Richard Deacon
“Under The Weather”
04.09.2016 – 18.12.2016
Curated by Dieter Schwarz
Richard Deacon’s exhibition Under the Weather at the Skulpturenhalle coincides with a show at the nearby Langen Foundation presenting his work from the past decade. The title may be read both idiomatically and literally, for Deacon’s latest ceramic works, the Flats, are placed on the ground, facing skywards and thus exposed to the sun and rain.
The works are based on the form of the plinth, but instead of supporting a sculpture, these plinths with their colourfully glazed surfaces are themselves the sculptures. Ultimately, the Flats might be seen as images displayed on the floor instead of on the wall. Because Deacon is not a painter, the painting of the Flats does not follow the principles of composition, but is informed instead by the artist’s fascination for the working process, the way the colours change when they are fired, and the interplay between control and chance – all of which determine the effect of the glaze, particularly striking on these large horizontal surfaces.

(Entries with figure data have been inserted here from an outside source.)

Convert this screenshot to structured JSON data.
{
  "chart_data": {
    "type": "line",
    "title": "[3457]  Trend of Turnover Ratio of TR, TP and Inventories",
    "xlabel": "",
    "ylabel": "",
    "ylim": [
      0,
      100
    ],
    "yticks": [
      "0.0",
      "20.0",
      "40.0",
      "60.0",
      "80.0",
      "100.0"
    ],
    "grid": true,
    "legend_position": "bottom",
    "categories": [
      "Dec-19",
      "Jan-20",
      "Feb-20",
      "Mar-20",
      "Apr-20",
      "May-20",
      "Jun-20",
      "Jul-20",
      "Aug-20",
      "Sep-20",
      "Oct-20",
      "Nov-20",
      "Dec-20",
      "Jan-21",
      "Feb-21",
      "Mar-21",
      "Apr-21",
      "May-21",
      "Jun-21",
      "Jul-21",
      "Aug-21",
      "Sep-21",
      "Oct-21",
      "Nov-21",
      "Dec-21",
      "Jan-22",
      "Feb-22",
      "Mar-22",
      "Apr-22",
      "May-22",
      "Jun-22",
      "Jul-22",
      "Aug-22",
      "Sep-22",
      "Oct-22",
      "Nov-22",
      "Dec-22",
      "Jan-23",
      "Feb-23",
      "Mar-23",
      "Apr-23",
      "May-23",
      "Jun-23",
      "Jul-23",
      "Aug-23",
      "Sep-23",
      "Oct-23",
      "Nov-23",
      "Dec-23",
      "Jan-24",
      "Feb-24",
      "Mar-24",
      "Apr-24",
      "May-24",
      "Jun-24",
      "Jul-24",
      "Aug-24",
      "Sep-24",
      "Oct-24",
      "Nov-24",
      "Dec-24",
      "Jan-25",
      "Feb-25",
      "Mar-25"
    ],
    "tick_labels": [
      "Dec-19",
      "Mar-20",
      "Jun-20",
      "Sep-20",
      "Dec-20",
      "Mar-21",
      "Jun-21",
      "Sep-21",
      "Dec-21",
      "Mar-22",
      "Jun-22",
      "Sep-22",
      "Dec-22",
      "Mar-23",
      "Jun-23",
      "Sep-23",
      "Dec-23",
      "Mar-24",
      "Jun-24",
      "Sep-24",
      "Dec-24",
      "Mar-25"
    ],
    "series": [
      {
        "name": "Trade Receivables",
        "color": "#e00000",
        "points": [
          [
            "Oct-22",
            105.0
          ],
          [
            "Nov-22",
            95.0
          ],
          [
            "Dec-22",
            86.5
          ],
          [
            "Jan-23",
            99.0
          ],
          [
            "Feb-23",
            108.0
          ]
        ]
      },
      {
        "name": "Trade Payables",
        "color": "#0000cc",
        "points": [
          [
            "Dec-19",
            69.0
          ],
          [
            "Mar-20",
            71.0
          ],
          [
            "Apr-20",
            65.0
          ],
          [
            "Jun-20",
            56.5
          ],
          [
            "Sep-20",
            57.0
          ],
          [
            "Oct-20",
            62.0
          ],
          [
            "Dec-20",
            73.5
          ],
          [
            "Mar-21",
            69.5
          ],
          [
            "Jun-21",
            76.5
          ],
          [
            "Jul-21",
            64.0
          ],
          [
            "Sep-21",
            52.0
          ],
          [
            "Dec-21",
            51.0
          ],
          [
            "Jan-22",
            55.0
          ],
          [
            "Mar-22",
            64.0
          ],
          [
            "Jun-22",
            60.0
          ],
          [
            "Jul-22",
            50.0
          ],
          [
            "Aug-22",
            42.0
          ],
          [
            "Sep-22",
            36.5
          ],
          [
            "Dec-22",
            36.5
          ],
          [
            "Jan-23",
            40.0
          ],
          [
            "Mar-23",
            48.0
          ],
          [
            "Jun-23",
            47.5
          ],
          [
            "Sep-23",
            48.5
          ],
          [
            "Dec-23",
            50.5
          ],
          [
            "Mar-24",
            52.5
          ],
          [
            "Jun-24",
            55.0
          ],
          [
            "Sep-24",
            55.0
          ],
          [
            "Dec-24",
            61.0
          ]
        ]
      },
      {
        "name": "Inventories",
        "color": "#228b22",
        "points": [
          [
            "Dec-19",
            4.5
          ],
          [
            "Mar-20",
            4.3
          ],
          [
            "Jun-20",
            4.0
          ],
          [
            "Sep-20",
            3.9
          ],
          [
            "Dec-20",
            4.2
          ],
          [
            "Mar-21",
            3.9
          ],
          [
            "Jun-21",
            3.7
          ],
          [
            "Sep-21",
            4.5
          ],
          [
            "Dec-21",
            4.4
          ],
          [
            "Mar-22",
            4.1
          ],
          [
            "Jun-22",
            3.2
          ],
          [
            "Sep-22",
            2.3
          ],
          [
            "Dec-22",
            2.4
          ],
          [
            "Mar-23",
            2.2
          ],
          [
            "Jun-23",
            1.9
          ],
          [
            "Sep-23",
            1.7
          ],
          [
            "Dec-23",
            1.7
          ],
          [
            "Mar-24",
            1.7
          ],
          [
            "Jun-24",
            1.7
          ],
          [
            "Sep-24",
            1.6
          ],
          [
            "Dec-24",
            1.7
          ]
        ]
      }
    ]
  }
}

Interspersed among them are the Customs – vertical sculptures of interlocking metal tubes. For these, Deacon has combined standard forms into ever-changing configurations that rise and fall, swell and subside, evoking the auratic presence of sculpture as it alternately invades and embraces the space in which it stands. The light reflecting off these intricately ground and rippling surfaces changes constantly as the viewer moves.

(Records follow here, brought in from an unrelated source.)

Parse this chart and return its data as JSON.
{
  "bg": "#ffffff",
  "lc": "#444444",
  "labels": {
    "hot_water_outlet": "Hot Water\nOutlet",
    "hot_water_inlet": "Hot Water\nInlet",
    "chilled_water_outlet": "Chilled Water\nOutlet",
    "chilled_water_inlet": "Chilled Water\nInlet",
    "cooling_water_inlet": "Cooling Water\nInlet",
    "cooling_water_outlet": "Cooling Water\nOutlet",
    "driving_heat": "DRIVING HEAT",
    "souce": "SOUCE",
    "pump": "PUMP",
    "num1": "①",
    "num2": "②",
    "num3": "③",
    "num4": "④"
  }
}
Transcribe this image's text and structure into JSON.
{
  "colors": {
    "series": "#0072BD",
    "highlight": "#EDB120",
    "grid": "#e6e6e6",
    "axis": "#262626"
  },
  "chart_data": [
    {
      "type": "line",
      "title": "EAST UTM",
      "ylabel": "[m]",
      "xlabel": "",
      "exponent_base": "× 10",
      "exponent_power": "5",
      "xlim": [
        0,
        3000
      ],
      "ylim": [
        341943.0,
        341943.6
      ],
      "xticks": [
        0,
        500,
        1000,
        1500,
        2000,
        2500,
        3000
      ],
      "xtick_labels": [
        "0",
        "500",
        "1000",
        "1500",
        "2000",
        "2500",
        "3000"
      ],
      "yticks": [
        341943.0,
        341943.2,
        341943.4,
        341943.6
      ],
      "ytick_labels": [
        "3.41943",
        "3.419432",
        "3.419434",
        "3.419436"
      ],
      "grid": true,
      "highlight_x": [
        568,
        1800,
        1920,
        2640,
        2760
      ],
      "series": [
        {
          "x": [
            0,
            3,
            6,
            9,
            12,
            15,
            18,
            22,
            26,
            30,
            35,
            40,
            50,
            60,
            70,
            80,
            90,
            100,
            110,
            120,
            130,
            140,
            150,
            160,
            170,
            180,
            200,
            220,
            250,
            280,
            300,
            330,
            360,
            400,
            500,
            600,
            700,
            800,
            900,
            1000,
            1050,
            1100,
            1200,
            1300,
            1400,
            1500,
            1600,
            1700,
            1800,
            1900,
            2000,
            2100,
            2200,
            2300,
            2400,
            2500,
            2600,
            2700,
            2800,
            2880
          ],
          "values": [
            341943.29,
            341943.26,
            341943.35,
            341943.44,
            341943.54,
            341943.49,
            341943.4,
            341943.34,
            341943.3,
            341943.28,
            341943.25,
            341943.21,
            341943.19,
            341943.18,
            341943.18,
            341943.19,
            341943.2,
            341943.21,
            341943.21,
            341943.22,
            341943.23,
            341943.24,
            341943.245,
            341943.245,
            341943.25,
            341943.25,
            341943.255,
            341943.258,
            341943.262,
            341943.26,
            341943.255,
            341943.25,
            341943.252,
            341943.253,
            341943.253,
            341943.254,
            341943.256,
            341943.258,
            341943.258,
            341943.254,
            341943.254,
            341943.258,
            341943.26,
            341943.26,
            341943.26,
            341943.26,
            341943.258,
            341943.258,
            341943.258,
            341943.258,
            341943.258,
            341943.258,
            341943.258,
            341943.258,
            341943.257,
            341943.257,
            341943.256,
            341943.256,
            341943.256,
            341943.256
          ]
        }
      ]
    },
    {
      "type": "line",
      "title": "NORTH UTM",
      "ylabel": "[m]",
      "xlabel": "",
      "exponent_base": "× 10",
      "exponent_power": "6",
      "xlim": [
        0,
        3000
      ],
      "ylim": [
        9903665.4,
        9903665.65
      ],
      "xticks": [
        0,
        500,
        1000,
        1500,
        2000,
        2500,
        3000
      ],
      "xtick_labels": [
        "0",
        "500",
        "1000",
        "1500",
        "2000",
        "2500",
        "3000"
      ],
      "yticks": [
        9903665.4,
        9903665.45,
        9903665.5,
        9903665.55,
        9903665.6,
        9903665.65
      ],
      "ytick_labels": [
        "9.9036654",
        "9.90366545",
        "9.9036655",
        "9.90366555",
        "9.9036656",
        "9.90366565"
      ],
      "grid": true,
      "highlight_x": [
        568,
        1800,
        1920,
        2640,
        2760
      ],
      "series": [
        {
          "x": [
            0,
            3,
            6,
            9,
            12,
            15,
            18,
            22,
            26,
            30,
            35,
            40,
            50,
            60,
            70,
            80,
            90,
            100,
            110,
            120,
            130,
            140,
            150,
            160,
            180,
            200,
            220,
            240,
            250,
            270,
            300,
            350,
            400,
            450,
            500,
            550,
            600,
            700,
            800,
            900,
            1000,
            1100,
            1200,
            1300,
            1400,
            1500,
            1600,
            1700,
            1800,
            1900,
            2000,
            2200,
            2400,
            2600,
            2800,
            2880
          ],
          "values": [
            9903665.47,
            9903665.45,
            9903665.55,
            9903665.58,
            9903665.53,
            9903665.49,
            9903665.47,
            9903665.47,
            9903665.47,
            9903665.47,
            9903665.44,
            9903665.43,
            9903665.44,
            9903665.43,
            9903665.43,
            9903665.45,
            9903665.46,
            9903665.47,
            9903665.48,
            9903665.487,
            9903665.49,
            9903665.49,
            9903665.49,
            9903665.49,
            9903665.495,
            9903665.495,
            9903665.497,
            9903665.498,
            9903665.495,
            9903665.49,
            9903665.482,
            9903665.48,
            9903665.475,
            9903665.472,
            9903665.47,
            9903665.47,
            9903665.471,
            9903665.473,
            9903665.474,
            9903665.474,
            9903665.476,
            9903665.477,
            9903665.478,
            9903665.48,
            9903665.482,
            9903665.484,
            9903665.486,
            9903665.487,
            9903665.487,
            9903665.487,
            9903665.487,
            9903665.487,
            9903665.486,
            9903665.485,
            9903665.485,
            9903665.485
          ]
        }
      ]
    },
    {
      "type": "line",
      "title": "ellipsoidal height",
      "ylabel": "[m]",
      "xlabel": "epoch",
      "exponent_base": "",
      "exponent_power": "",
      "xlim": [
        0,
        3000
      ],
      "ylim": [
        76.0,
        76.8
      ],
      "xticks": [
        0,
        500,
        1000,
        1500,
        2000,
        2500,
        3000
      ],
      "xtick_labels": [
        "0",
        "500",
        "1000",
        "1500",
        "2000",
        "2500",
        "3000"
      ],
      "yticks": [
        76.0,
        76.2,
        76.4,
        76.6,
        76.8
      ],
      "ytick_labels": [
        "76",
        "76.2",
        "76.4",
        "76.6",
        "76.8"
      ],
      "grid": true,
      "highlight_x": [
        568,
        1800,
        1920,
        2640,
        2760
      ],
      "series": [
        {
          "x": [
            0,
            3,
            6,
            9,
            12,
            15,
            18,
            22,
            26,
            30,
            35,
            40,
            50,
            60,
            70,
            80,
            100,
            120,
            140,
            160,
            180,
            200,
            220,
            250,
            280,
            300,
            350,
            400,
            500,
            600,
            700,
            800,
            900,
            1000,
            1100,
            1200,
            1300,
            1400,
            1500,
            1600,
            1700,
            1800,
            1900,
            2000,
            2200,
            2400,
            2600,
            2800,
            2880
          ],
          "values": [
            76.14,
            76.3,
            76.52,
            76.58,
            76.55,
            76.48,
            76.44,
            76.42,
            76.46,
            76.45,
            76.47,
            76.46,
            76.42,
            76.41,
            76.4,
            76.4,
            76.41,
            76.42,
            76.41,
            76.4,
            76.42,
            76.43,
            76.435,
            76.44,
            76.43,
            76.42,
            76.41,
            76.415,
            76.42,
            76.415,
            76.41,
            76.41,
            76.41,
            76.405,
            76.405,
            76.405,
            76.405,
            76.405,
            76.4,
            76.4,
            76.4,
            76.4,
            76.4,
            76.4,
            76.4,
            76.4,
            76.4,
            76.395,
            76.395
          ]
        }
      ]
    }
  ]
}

Finally, there are also the models: Deacon develops some of his sculptures on the basis of models that he uses to explore the potential of a form and its implementation. A selection of these models for sculptures of various formats is presented on shelves. Within the intimate space of the room at the centre of the Skulpturenhalle, there is a display of Deacon’s models for his Assemblies ceramics. The Assemblies are free-formed, yet structurally ordered, collations of variously shaped components – a fitting metaphor not only for sculpture itself but also for many aspects of its contextual setting.